ARLINGTON, Wash. — (KCPQ) — The official, confirmed death toll in Washington state’s devastating mudslide rose to 24 Monday, with a total of 17 of those bodies positively identified.
Thirty people were listed still listed as missing Monday. The previous number of confirmed fatalities had been 21 on Sunday night.
Victims families have to be notified in person before the list is made public. Jason Biermann, program manager of the Snohomish County Department of Emergency Management, said 7 others were awaiting identification.
Monday marked the ninth day of continued “rescue and recovery operations,” officials said. More than 600 search and rescue personnel remained in the debris field, and were searching in mud that at points was 60 feet deep. Safety of the rescue workers remains a top priority, officials said Monday.

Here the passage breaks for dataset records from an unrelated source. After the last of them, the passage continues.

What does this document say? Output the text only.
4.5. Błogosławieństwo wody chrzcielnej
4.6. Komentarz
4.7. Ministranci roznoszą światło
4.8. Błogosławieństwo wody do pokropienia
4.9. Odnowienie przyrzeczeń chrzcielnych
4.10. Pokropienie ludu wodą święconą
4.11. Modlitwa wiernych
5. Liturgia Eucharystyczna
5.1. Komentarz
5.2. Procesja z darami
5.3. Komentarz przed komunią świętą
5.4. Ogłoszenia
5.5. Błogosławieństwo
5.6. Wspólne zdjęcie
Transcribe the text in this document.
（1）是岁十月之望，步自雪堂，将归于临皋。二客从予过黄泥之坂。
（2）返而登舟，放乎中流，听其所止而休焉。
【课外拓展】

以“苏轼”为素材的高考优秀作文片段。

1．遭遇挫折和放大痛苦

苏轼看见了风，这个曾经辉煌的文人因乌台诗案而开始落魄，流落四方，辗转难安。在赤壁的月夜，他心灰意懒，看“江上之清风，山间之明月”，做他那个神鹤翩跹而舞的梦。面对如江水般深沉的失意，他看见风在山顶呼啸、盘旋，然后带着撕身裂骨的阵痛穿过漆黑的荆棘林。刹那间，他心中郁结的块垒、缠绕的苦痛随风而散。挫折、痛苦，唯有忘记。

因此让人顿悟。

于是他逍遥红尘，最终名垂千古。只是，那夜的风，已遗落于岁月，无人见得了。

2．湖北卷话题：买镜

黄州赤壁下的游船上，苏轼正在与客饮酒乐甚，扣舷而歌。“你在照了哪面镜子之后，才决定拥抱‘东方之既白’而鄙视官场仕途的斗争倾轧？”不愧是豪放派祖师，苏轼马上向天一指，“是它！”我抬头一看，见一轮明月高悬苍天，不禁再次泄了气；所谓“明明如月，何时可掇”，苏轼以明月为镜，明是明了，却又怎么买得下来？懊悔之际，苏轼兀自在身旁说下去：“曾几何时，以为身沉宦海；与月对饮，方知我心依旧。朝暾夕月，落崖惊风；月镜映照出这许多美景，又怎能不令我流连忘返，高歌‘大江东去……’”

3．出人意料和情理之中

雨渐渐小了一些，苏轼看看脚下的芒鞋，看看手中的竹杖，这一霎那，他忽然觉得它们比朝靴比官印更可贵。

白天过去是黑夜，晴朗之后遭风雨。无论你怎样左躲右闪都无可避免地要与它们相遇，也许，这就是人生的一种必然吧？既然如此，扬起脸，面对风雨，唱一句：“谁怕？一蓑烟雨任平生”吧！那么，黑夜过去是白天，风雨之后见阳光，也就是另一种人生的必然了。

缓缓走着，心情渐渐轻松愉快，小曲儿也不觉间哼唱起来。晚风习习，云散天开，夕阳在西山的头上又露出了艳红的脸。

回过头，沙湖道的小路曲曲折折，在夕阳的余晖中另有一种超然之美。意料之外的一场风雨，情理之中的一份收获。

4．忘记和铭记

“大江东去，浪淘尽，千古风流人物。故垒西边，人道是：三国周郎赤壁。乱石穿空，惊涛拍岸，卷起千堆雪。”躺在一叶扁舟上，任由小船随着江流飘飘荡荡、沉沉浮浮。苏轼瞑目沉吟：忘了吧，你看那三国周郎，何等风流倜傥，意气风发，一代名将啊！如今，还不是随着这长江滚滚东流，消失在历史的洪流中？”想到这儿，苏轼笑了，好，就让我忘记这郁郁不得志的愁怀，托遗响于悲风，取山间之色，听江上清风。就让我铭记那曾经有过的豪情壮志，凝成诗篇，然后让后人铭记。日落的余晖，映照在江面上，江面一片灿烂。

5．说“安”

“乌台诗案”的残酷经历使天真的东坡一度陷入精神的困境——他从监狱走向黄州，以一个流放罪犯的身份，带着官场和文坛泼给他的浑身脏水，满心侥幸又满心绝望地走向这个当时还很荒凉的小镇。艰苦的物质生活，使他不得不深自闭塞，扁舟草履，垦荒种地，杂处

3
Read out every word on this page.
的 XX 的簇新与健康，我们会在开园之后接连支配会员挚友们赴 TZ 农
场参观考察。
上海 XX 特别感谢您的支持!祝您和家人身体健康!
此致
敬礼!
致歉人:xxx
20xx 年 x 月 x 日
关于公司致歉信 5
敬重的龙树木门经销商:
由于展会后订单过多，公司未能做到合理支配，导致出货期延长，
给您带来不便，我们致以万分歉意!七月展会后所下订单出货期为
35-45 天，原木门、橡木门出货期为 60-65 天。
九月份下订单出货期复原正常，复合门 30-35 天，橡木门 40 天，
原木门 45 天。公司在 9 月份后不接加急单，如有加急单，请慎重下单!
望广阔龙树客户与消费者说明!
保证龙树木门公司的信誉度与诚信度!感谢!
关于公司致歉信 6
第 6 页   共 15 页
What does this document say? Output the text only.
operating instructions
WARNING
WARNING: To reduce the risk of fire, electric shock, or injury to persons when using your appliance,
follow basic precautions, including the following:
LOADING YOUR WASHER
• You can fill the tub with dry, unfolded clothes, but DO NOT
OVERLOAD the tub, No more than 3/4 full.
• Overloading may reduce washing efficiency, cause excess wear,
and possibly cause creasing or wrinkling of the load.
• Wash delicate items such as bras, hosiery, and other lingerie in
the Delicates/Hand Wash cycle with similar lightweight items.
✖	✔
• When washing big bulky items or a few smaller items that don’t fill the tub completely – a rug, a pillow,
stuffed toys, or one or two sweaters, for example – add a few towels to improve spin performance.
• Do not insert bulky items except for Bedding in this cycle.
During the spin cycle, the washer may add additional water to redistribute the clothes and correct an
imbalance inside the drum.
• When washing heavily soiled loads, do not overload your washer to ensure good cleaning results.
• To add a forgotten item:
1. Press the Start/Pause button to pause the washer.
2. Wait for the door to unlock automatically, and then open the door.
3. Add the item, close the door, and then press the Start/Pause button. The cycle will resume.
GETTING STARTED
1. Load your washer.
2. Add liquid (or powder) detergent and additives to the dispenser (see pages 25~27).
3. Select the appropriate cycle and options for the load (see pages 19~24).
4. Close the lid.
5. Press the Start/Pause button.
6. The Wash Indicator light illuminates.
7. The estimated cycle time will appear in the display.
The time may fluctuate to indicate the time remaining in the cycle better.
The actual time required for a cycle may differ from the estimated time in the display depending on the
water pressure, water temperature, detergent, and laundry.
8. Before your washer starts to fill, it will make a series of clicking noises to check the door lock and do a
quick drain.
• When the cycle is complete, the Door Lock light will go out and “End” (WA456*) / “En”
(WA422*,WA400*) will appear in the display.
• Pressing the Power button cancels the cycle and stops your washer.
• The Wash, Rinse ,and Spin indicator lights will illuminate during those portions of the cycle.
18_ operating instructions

“We still have geologists watching the area like a hawk to make sure search crews are safe,” incident supervisor Steve Harris said.
The number of missing had dropped sharply Saturday night from 90 to 30 — and Biermann said there were still 30 listed missing as Sunday night. Biermann also said that heavy rain on Saturday had created ponds on the east side of the debris field that were too deep for workers to drain and to work in, and they would have to wait for the ponds to lower naturally before trying to drain them. However, good weather Monday offered hope for searchers.
Some Seattle Seahawks players planned to visit the slide area Monday, playing catch with some of the Darrington school children who are on break.
Earlier Sunday, church congregations across Washington offered prayers Sunday and honored the memory of the victims of Washington’s devastating mudslide, as the painstaking, painful search for the missing in the massive debris field entered its second week.
“We’ve been to Iraq and Afghanistan and seen some horrific things, but it’s something else to see this happen to your own community,” Army veteran Bret Cunningham, 47, of Camano Island, told the Los Angeles Times.
Gov. Jay Inslee took an aerial helicopter tour of the disaster site Sunday afternoon to see the progress that had been made and told reporters afterward he is not ready to give up hope of searchers finding survivors.
“We’re looking for that miracle out there right now,” he said. “I saw 400, 500 people out there (searchers) who are also looking for that miracle.”
A statewide moment of silence was held at 10:37 Saturday — the exact moment on the previous Saturday, March 22, when the massive wall of mud, trees and boulders came roaring down over State Route 530 and destroyed everything in its path near the tiny rural town of Oso, 55 miles northeast of Seattle.
The slide leveled at least 35 houses and 14 other homes and dammed the North Fork of the Stillaguamish River.
The debris field, with mud as deep as 40 feet in some spots, stretches over one square mile. Some survivors were rescued in the immediate aftermath of the mudslide on that March 22 morning, but hundreds of searchers, including local volunteers scouring the area for family members and friends, and specially trained dogs have found no signs of life since then.
“The slide hit with such force that oftentimes rescuers are not finding full, intact victims,” Biermann said Saturday night.
Identification of the victims has been challenging, another official said.
On Sunday, Washington State Department of Transportation spokeswoman Kris Reitmann told reporters at a briefing in Darrington, Wash., that a total of about 620 members of local, state and federal agencies are working on the mudslide search. In addition, there are dozens of volunteers, and Reitmann said volunteer “memento collection crews” have been established to find personal belongings in the mud so that they can be reunited with survivors and victims’ families.
She also said that dog teams are taking a two-day break. “Conditions on the slide field are difficult, and so this is just a time to take care of the dogs. In addition, after a long time on a scene, dogs can lose their sensing ability, so taking that break is important.”